|Was just reading my Principles of Marketing textbook and stories of marketing screw ups. Here is an interesting passage:
The seller must examine the ways consumers think about and use certain products before planning a marketing program. There are often surprises. For example, the average French man uses almost twice as many cosmetics and beauty aids as his wife. The Germans and the French eat more packaged, branded spaghetti than do Italians. Italian children like to eat chocolate bars between slices of bread as a snack. Women in Tanzania will not give their children eggs for fear of making them bald or impotent.
Companies that ignore such differences can make some very expensive and embarrassing mistakes. Here's an example:
McDonald's and Coca-Cola managed to offend the entire Muslim world by putting the Saudi Arabian flag on their packaging. The flag's design includes a passage from the Koran (the sacred text of Islam) and Muslims feel very strongly that their Holy Writ should never be wadded up and tossed in the garbage. Nike faced a similar situation in Arab countries when Muslims objected to a stylized "Air" logo on its shoes, which resembled "Allah" in Arabic script.

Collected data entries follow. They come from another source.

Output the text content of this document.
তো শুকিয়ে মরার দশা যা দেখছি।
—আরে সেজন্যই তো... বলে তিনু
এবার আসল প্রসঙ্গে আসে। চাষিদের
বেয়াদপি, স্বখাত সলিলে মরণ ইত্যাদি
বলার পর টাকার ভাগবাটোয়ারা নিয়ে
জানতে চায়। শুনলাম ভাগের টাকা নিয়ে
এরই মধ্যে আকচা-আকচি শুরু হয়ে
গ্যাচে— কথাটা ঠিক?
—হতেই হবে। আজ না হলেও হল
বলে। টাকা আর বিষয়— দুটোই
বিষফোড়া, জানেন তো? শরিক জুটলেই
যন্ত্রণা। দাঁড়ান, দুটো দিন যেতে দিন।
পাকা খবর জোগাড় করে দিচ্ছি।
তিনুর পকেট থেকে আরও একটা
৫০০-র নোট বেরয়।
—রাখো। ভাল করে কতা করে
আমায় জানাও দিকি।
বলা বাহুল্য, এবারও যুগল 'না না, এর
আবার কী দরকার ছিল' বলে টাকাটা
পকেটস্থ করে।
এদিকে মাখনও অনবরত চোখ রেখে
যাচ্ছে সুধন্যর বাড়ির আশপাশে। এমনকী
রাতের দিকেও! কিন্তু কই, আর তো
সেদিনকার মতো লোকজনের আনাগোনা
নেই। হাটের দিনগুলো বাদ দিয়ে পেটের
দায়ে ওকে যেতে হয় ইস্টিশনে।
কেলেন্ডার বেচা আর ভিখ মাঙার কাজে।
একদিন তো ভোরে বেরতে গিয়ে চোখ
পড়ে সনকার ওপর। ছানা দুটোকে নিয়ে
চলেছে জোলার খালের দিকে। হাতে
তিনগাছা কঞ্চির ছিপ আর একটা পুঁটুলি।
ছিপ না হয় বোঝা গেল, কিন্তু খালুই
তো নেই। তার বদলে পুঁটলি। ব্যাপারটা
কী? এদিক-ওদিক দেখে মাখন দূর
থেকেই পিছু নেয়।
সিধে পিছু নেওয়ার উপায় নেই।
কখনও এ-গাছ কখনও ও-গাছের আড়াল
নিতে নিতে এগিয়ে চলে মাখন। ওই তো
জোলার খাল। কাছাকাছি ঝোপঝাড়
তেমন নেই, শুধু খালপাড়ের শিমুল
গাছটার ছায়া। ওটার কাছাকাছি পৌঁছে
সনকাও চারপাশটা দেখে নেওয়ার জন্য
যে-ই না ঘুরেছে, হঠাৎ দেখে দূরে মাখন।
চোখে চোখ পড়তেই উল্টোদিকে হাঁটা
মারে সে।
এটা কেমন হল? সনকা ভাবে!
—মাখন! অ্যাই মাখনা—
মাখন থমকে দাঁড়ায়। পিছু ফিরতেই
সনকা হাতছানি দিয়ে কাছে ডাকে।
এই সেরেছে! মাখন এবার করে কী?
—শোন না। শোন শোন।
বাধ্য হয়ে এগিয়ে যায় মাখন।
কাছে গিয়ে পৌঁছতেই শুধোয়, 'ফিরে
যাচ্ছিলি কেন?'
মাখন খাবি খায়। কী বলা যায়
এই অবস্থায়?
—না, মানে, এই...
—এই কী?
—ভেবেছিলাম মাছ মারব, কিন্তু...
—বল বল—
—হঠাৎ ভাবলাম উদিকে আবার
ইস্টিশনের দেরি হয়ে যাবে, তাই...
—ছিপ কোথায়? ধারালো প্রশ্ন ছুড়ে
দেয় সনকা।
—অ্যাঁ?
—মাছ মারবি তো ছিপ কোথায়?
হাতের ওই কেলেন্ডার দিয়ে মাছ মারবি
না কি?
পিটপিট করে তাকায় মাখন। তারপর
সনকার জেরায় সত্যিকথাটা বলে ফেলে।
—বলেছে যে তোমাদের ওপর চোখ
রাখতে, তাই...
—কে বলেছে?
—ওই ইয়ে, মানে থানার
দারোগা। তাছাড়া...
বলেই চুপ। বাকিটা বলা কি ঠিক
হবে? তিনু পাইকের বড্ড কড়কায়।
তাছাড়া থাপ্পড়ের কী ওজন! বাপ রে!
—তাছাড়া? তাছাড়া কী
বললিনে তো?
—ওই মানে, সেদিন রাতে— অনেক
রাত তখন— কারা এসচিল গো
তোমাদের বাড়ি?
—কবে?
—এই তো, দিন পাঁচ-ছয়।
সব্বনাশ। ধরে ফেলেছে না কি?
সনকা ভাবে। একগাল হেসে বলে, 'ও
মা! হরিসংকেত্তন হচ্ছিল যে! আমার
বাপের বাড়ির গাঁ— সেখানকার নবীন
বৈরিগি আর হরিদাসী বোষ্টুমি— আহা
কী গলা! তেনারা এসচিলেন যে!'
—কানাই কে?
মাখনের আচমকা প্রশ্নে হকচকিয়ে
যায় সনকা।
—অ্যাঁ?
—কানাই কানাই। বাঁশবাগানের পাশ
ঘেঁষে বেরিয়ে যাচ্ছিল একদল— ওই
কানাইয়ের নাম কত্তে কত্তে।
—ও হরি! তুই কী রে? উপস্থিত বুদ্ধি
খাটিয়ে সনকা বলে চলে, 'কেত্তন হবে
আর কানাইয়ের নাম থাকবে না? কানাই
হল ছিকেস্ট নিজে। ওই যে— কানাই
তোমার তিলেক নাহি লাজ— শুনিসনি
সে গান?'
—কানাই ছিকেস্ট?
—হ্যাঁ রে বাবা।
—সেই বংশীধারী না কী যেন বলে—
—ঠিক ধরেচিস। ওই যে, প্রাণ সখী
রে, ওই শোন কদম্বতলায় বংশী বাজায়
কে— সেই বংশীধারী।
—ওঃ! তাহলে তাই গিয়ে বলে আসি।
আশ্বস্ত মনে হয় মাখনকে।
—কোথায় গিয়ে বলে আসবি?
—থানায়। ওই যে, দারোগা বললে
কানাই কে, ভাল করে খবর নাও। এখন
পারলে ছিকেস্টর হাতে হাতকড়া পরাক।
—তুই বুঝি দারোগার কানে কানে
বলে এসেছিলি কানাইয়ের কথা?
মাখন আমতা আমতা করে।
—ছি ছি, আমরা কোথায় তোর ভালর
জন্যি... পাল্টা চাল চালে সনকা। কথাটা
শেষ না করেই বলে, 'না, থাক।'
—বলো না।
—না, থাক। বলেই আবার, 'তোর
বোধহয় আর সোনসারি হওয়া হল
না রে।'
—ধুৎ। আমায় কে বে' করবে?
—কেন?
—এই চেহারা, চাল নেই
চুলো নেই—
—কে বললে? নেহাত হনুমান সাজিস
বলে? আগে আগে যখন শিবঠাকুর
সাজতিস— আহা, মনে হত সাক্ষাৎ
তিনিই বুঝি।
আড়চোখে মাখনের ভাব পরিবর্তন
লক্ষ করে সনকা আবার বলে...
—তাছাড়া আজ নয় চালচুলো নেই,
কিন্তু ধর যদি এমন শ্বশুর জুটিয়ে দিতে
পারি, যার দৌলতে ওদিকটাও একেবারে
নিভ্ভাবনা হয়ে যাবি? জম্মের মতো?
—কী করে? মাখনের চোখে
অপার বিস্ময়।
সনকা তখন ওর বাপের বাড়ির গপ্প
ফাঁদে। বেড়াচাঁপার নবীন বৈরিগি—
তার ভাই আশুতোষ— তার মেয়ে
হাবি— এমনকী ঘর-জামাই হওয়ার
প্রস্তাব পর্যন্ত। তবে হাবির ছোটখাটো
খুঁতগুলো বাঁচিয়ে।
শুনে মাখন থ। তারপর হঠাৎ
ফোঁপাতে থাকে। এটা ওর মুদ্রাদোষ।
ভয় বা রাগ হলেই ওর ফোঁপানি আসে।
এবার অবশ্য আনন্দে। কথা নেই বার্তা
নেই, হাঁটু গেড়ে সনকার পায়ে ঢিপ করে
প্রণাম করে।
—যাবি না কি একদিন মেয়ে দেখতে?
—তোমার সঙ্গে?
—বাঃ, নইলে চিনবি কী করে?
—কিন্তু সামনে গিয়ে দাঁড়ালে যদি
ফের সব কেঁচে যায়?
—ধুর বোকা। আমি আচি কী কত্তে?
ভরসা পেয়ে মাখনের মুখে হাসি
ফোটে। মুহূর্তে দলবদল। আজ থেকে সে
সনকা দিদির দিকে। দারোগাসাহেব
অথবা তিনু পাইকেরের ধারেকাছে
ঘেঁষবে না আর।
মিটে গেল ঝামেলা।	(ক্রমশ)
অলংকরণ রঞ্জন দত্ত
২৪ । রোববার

Nike apologized for the mistake and pulled the shoes from distribution.
And more from this same section:
Business norms and behavior vary from country to country. American business executives need to be briefed on these factors before conducting business in another country. Here are some examples of different global business behavior:
And so on...
- South Americans like to sit or stand very close to each other when they talk business -- in fact, almost nose-to-nose. The American business executive tends to keep backing away as the South American moves closer. Both may end up being offended.
- Fast and tough bargaining, which works well in other parts of the world, is often inappropriate in Japan and other Asian countries. Moreover, in face-to-face communications, Japanese business executives rarely say no. Thus, Americans tend to become impatient with having to spend time in polite conversatoin about the weather or other such topics before getting down to business. And they becom efrustrated when they don't know where they stand. However, when Americans come to the point quickly, Japanese business executives may find this behavior offensive.
Speaking of globalism, my university was attempting to sell this textbook at an outrageous price of about $150. What a scam. However I got the exact same edition except an Indian market paperback version, with poorer print quality for $50 on ebay. Still expensive but a little more reasonable.